Dieser humorvolle Roman erzählt leichtfüßig, aber nicht oberflächlich von den Irrungen und Wirrungen des (Liebes-)Lebens, von der Kraft der Freundschaft und dem Glück, eine Familie zu haben, die in der Not zusammenhält. Köstliche Dialoge, gut vermittelte Situationskomik und sympathische Protagonisten sorgen für heiteres Lesevergnügen.




Andrea Schacht: Die Fährmannstocher


Der Roman von Andrea Schacht entführt ins mittelalterliche Mülheim am Rhein in der Nähe von Köln. Im Zentrum der Geschichte stehen die Fährmannstochter Myntha und der Bogenschütze und Falkner Frederick Bowman, deren Wege sich nach dem ungeklärten Tod einer Ordensfrau kreuzen.


Dieses Buch lässt den Leser eintauchen in das Leben und Denken im Mittelalter. Rätselhafte Brände, Personen mit undurchsichtiger Vergangenheit, Intrigen und Gefahren machen die Geschichte bunt und fesselnd. Die Charaktere sind gut gezeichnet, die Dialoge witzig, der Spannungsbogen wird sehr gut aufgebaut. Die 430 Seiten sind im Nu gelesen. Einziger Wermutstropfen: Auf der letzten Seite des Buches ist die Geschichte längst noch nicht zu Ende.

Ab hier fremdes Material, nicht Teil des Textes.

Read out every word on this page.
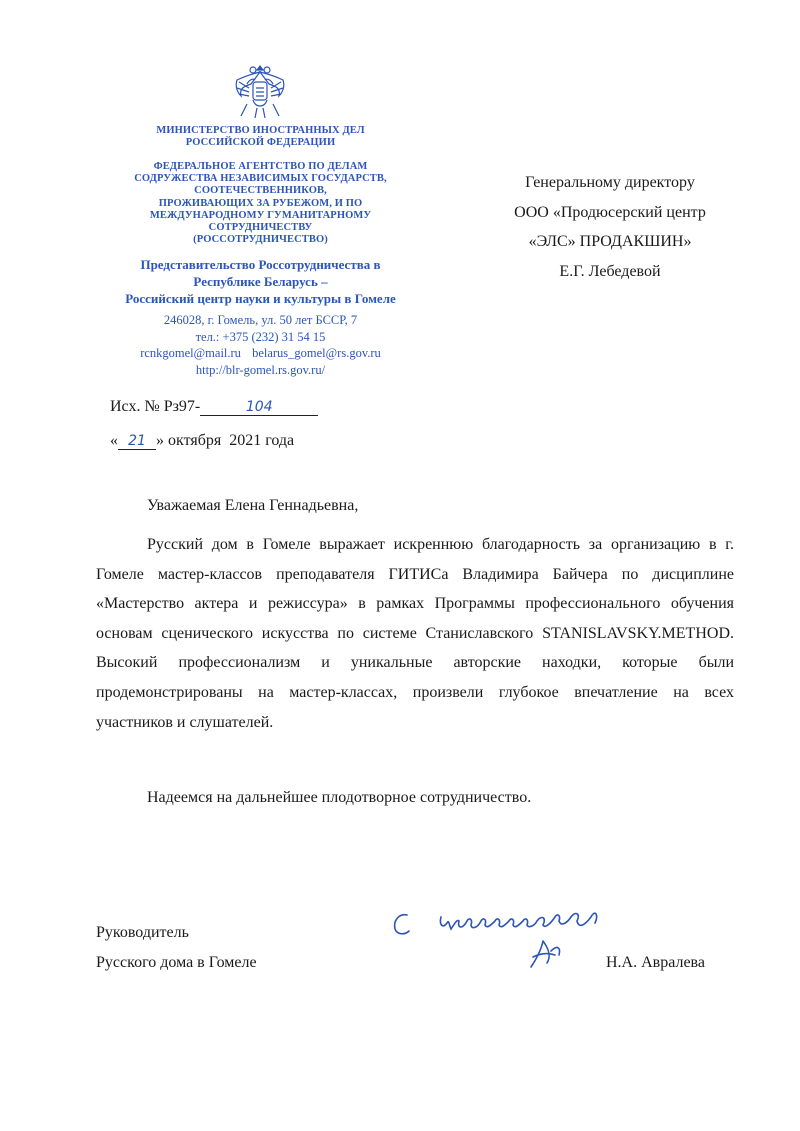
МИНИСТЕРСТВО ИНОСТРАННЫХ ДЕЛ
РОССИЙСКОЙ ФЕДЕРАЦИИ
ФЕДЕРАЛЬНОЕ АГЕНТСТВО ПО ДЕЛАМ
СОДРУЖЕСТВА НЕЗАВИСИМЫХ ГОСУДАРСТВ,
СООТЕЧЕСТВЕННИКОВ,
ПРОЖИВАЮЩИХ ЗА РУБЕЖОМ, И ПО
МЕЖДУНАРОДНОМУ ГУМАНИТАРНОМУ
СОТРУДНИЧЕСТВУ
(РОССОТРУДНИЧЕСТВО)
Представительство Россотрудничества в
Республике Беларусь –
Российский центр науки и культуры в Гомеле
246028, г. Гомель, ул. 50 лет БССР, 7
тел.: +375 (232) 31 54 15
rcnkgomel@mail.ru belarus_gomel@rs.gov.ru
http://blr-gomel.rs.gov.ru/
Генеральному директору
ООО «Продюсерский центр
«ЭЛС» ПРОДАКШИН»
Е.Г. Лебедевой
Исх. № Рз97-	104
« 21 » октября  2021 года
Уважаемая Елена Геннадьевна,

Русский дом в Гомеле выражает искреннюю благодарность за организацию в г. Гомеле мастер-классов преподавателя ГИТИСа Владимира Байчера по дисциплине «Мастерство актера и режиссура» в рамках Программы профессионального обучения основам сценического искусства по системе Станиславского STANISLAVSKY.METHOD. Высокий профессионализм и уникальные авторские находки, которые были продемонстрированы на мастер-классах, произвели глубокое впечатление на всех участников и слушателей.

Надеемся на дальнейшее плодотворное сотрудничество.
Руководитель
Русского дома в Гомеле	Н.А. Авралева
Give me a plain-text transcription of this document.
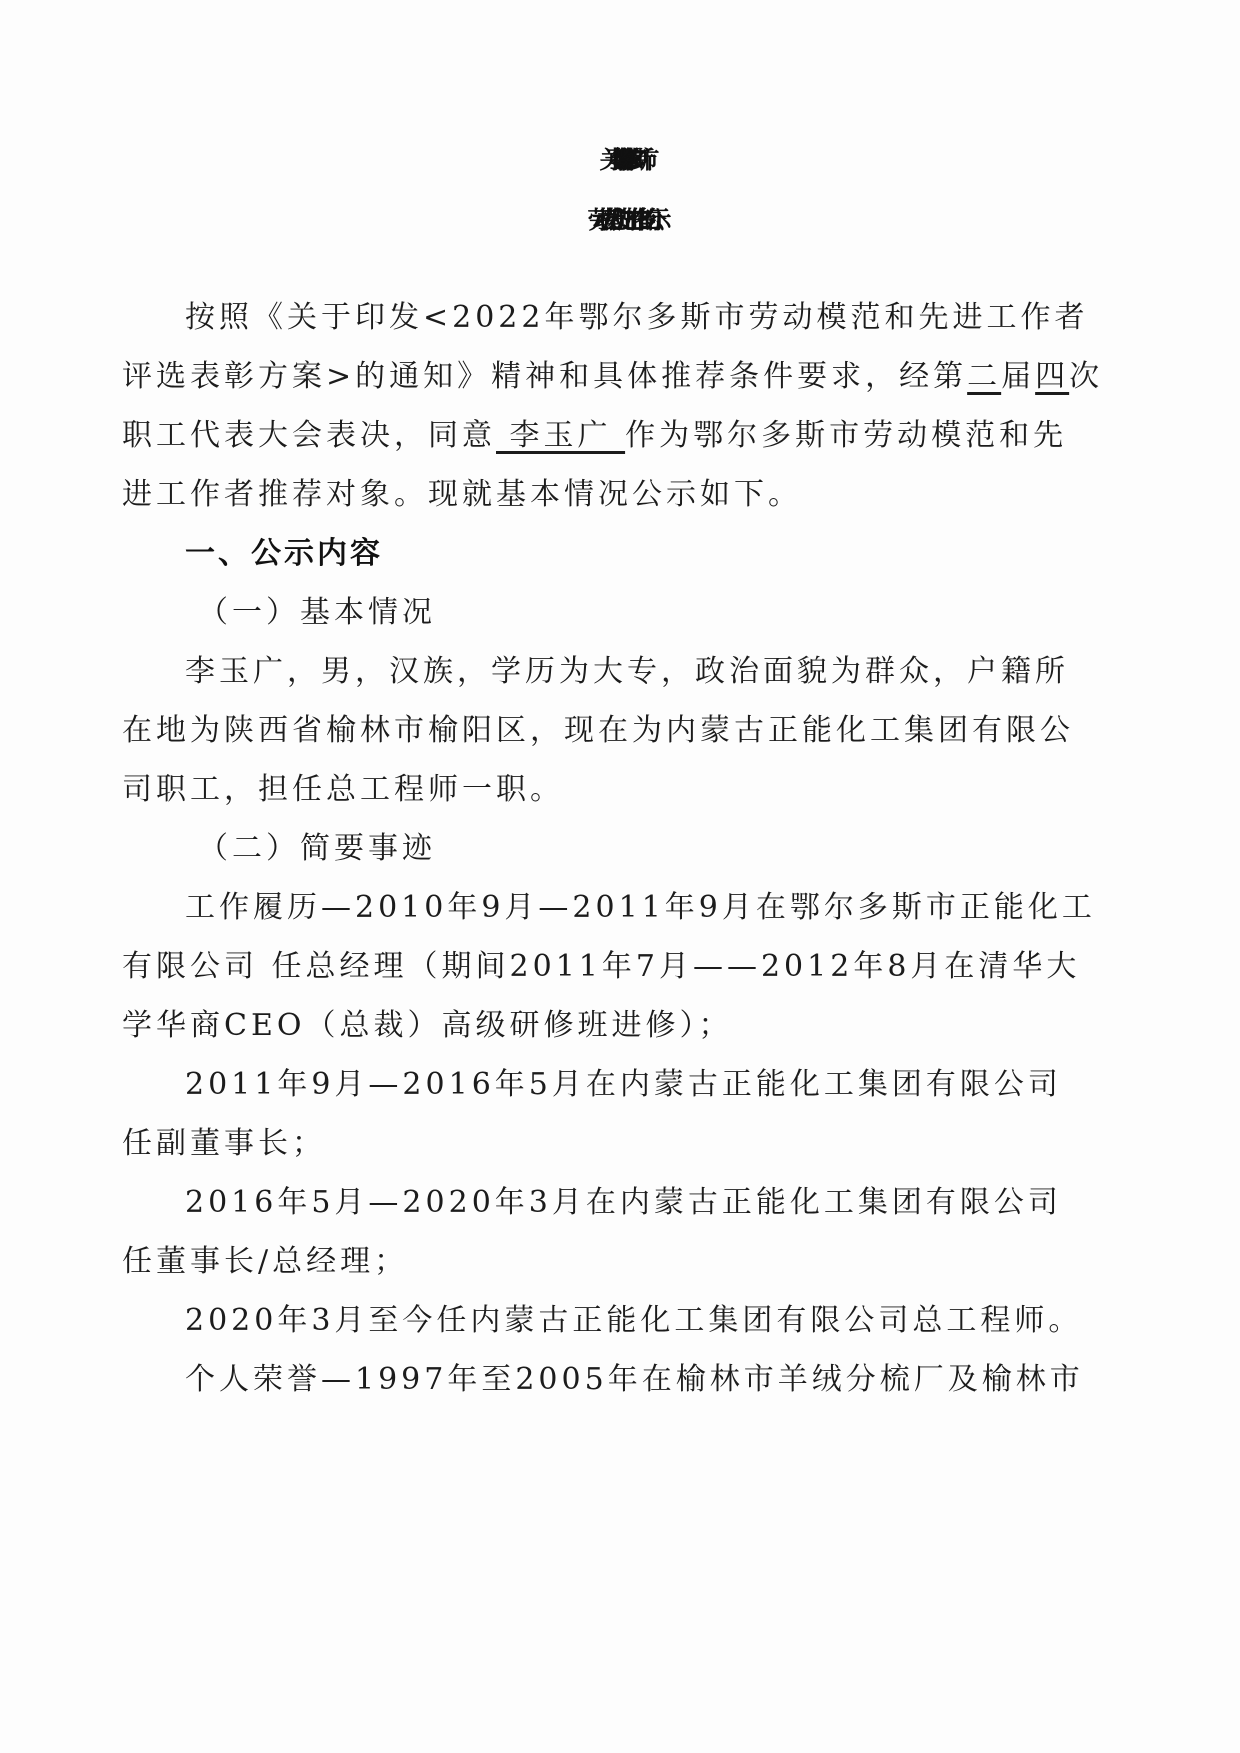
关于推荐2022年鄂尔多斯市
劳动模范和先进工作者的公示
按照《关于印发<2022年鄂尔多斯市劳动模范和先进工作者
评选表彰方案>的通知》精神和具体推荐条件要求，经第二届四次
职工代表大会表决，同意 李玉广 作为鄂尔多斯市劳动模范和先
进工作者推荐对象。现就基本情况公示如下。
一、公示内容
（一）基本情况
李玉广，男，汉族，学历为大专，政治面貌为群众，户籍所
在地为陕西省榆林市榆阳区，现在为内蒙古正能化工集团有限公
司职工，担任总工程师一职。
（二）简要事迹
工作履历—2010年9月—2011年9月在鄂尔多斯市正能化工
有限公司 任总经理（期间2011年7月——2012年8月在清华大
学华商CEO（总裁）高级研修班进修）；
2011年9月—2016年5月在内蒙古正能化工集团有限公司
任副董事长；
2016年5月—2020年3月在内蒙古正能化工集团有限公司
任董事长/总经理；
2020年3月至今任内蒙古正能化工集团有限公司总工程师。
个人荣誉—1997年至2005年在榆林市羊绒分梳厂及榆林市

Wer wissen will, wie es mit Myntha und Frederick weitergeht, muss sich die Fortsetzung kaufen.




Lucy Foley: Die Stunde der Liebenden


Nach dem Tod ihrer im Waisenhaus aufgewachsenen Mutter versucht Kate, etwas über ihre Herkunft herauszufinden. Eine Zeichnung bringt sie auf die Spur des berühmten Künstlers Tom Stafford. Stück für Stück erfährt sie die dramatische Geschichte einer großen Liebe, die auf schmerzhafte Weise zerbrach.

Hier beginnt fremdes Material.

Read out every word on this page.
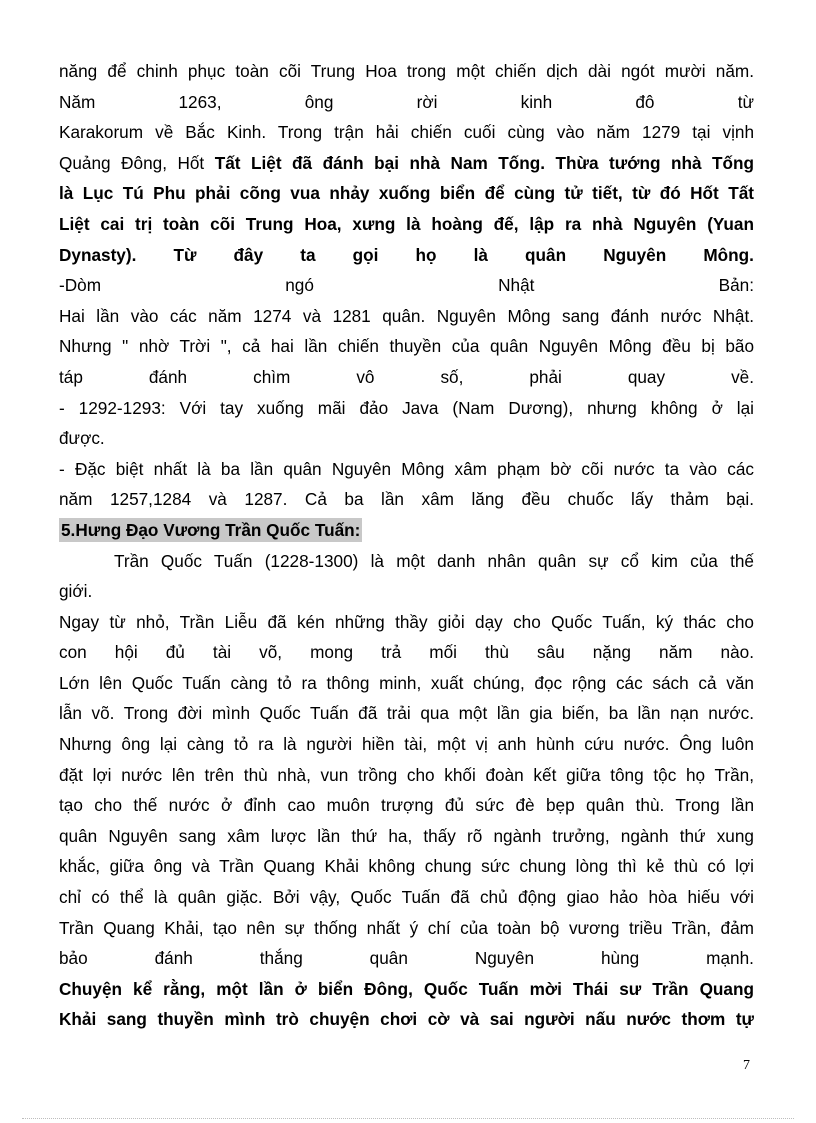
năng để chinh phục toàn cõi Trung Hoa trong một chiến dịch dài ngót mười năm.
Năm	1263,	ông	rời	kinh	đô	từ
Karakorum về Bắc Kinh. Trong trận hải chiến cuối cùng vào năm 1279 tại vịnh
Quảng Đông, Hốt Tất Liệt đã đánh bại nhà Nam Tống. Thừa tướng nhà Tống
là Lục Tú Phu phải cõng vua nhảy xuống biển để cùng tử tiết, từ đó Hốt Tất
Liệt cai trị toàn cõi Trung Hoa, xưng là hoàng đế, lập ra nhà Nguyên (Yuan
Dynasty). Từ đây ta gọi họ là quân Nguyên Mông.
-Dòm	ngó	Nhật	Bản:
Hai lần vào các năm 1274 và 1281 quân. Nguyên Mông sang đánh nước Nhật.
Nhưng " nhờ Trời ", cả hai lần chiến thuyền của quân Nguyên Mông đều bị bão
táp	đánh	chìm	vô	số,	phải	quay	về.
- 1292-1293: Với tay xuống mãi đảo Java (Nam Dương), nhưng không ở lại
được.
- Đặc biệt nhất là ba lần quân Nguyên Mông xâm phạm bờ cõi nước ta vào các
năm 1257,1284 và 1287. Cả ba lần xâm lăng đều chuốc lấy thảm bại.
5.Hưng Đạo Vương Trần Quốc Tuấn:
Trần Quốc Tuấn (1228-1300) là một danh nhân quân sự cổ kim của thế
giới.
Ngay từ nhỏ, Trần Liễu đã kén những thầy giỏi dạy cho Quốc Tuấn, ký thác cho
con hội đủ tài võ, mong trả mối thù sâu nặng năm nào.
Lớn lên Quốc Tuấn càng tỏ ra thông minh, xuất chúng, đọc rộng các sách cả văn
lẫn võ. Trong đời mình Quốc Tuấn đã trải qua một lần gia biến, ba lần nạn nước.
Nhưng ông lại càng tỏ ra là người hiền tài, một vị anh hùnh cứu nước. Ông luôn
đặt lợi nước lên trên thù nhà, vun trồng cho khối đoàn kết giữa tông tộc họ Trần,
tạo cho thế nước ở đỉnh cao muôn trượng đủ sức đè bẹp quân thù. Trong lần
quân Nguyên sang xâm lược lần thứ ha, thấy rõ ngành trưởng, ngành thứ xung
khắc, giữa ông và Trần Quang Khải không chung sức chung lòng thì kẻ thù có lợi
chỉ có thể là quân giặc. Bởi vậy, Quốc Tuấn đã chủ động giao hảo hòa hiếu với
Trần Quang Khải, tạo nên sự thống nhất ý chí của toàn bộ vương triều Trần, đảm
bảo	đánh	thắng	quân	Nguyên	hùng	mạnh.
Chuyện kể rằng, một lần ở biển Đông, Quốc Tuấn mời Thái sư Trần Quang
Khải sang thuyền mình trò chuyện chơi cờ và sai người nấu nước thơm tự
7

Dieser eindrückliche Roman über gesellschaftliche Barrieren, Lügen und Verrat, die Gräuel des Krieges und die Suche nach dem eigenen Platz im Leben wird aus verschiedenen Perspektiven erzählt und bietet bis zum Schluss fesselnde Unterhaltung.




Christoph Poschenrieder: Mauersegler


Sie waren schon in der Kindheit befreundet, jetzt gründen sie eine Alters-WG, um den letzten Lebensabschnitt gemeinsam zu gestalten – fünf Männer halten bis zum Letzten zusammen, unterstützt von einem Todesengelprogramm und einer kirgisischen Pflegekraft.

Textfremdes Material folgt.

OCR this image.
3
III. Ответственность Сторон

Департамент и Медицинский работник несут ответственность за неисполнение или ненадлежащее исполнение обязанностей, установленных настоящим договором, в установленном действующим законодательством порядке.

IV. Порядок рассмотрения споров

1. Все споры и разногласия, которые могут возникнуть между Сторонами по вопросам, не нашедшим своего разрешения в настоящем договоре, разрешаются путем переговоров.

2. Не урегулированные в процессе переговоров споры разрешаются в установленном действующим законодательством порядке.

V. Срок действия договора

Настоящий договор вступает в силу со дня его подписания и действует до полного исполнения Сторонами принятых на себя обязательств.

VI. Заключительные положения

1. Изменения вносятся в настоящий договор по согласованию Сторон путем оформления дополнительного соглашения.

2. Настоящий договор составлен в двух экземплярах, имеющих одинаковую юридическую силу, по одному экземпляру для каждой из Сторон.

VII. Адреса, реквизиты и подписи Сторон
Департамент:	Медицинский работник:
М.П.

Ein wunderbarer Roman, der Witz und Tiefgang auf geistreiche Weise miteinander vereint. Christoph Poschenrieders Sprachkraft ist beeindruckend. Unbedingt lesen!




Emily St. John Mandel: Das Licht der letzten Tage


Der berühmte Schauspieler Arthur Leander stirbt bei einer Shakespeare-Aufführung auf der Bühne. In derselben Nacht bricht auf der ganzen Welt eine Pandemie aus, die den vollständigen Zusammenbruch der Zivilisation nach sich zieht. Zwanzig Jahre später tingelt eine fahrende Truppe durch die ehemaligen USA und führt Shakespeare-Stücke auf.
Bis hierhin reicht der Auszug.